For reconnaissance missions the air vehicle is fitted with an Electro-Optical and Infrared (EO/IR) payload that provides streaming video to the GCS. Surveillance payloads include radar, forward-looking infrared, television and low-light-level television surveillance cameras.

The forward payload bay can carry up to 204kg. Each wing is fitted with one hardpoint with a payload capacity of 65kg.

The vehicle provides a 28V DC, 135A power for the payloads and the payloads are connected through a RS-422 serial bus.

Lynx synthetic aperture radar

IGNAT can be fitted with the General Atomics AN/APY-8 Lynx synthetic aperture radar installed in a 48cm diameter undernose radome. Lynx uses a Mercury Computer Power processor, a 320W travelling wave tube, a gimbal-mounted dish antenna, a Northrop Grumman Litton LN-200 inertial navigation system and an Interstate Electronics P-code global positioning system.

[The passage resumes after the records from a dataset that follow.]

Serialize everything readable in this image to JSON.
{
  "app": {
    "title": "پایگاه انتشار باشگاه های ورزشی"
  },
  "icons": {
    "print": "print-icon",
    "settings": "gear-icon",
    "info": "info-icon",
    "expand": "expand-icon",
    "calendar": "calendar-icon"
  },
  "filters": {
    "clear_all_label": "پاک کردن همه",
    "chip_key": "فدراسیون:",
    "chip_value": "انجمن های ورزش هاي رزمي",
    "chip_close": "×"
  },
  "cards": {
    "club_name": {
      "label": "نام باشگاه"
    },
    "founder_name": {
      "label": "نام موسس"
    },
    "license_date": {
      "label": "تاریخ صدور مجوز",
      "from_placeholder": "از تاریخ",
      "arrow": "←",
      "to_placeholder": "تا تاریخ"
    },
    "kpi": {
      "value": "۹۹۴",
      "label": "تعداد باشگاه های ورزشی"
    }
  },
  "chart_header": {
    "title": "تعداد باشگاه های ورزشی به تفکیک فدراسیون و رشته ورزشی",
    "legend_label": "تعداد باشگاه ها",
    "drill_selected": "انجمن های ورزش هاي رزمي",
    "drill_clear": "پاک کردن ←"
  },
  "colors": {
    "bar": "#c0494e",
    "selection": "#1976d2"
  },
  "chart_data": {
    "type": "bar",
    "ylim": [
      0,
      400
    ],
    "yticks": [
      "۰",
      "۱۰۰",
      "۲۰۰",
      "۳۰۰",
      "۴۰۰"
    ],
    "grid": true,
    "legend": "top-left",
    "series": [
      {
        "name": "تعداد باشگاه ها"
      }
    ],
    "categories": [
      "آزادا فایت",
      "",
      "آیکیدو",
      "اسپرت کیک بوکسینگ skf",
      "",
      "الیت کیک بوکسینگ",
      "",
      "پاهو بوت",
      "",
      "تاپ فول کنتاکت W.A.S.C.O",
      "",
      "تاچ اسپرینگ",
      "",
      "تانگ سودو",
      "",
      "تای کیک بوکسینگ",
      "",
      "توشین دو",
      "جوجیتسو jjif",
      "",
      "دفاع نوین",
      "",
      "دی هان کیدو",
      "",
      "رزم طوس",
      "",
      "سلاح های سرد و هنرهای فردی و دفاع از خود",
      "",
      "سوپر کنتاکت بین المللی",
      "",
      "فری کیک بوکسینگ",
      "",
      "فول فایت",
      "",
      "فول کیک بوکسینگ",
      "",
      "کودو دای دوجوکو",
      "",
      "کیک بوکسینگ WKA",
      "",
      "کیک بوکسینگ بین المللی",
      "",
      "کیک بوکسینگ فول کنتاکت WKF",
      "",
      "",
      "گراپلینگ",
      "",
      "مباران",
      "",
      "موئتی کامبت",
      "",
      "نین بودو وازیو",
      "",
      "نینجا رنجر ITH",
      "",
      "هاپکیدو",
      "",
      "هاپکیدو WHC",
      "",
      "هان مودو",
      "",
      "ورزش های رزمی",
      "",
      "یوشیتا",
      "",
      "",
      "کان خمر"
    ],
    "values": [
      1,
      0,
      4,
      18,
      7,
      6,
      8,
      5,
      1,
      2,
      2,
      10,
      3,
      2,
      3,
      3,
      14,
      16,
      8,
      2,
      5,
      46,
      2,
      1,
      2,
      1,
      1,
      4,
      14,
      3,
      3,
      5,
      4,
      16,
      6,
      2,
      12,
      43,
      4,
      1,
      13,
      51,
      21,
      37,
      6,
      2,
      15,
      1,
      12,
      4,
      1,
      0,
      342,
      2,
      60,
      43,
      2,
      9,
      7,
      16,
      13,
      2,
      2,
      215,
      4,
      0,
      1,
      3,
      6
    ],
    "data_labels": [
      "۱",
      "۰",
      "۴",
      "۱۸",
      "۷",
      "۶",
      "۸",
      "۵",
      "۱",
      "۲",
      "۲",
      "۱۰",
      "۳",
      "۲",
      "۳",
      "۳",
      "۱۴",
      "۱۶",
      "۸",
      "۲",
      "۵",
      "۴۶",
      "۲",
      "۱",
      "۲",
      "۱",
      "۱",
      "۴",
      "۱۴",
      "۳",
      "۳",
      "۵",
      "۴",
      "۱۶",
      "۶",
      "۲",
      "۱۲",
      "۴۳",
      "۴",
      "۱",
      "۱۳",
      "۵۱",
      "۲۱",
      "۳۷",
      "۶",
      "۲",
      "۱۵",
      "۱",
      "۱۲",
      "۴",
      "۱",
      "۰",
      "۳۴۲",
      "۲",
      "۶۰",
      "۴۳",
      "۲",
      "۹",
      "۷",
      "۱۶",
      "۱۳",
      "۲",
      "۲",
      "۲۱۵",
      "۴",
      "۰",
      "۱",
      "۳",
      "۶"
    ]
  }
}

Lynx operates at 16.7GHz in stripmap, spotlight and ground moving target indicator modes. A 30:1 electronic zoom generates spot mode images with a resolution from 10cm to 3m. The radar operates at speeds up to 250km/h. Using a 3m resolution the radar range is 87km in strip mode and 39km in spotlight mode. Using a 30cm resolution, the radar range is 54km in strip mat mode and 28km in spot mode.

“IGNAT can be fitted with the General Atomics AN/APY-8 Lynx synthetic aperture radar.”

Engine

The rear-mounted Rotax 914 turbo engine has a flat four (four horizontal pistons) configuration and is rated at 78.3kW. The engine is air and liquid cooled. The vehicle carries 280kg of fuel. The 1.52m-diameter propeller is a two-bladed fixed or variable pitch propeller. The on-board power supply allows in-flight engine restarting.

Ground control station

The digital ground control station is installed in an S-280 shelter. The control station is equipped with a C-band datalink to interface to the digital flight control on the air vehicle, a moving map display, a head-up display and two head-down displays with high-resolution LCD monitors.

Mission planning with more than 200 waypoints and a library of pre-programmed loiter patterns allows the system to complete autonomous flight missions.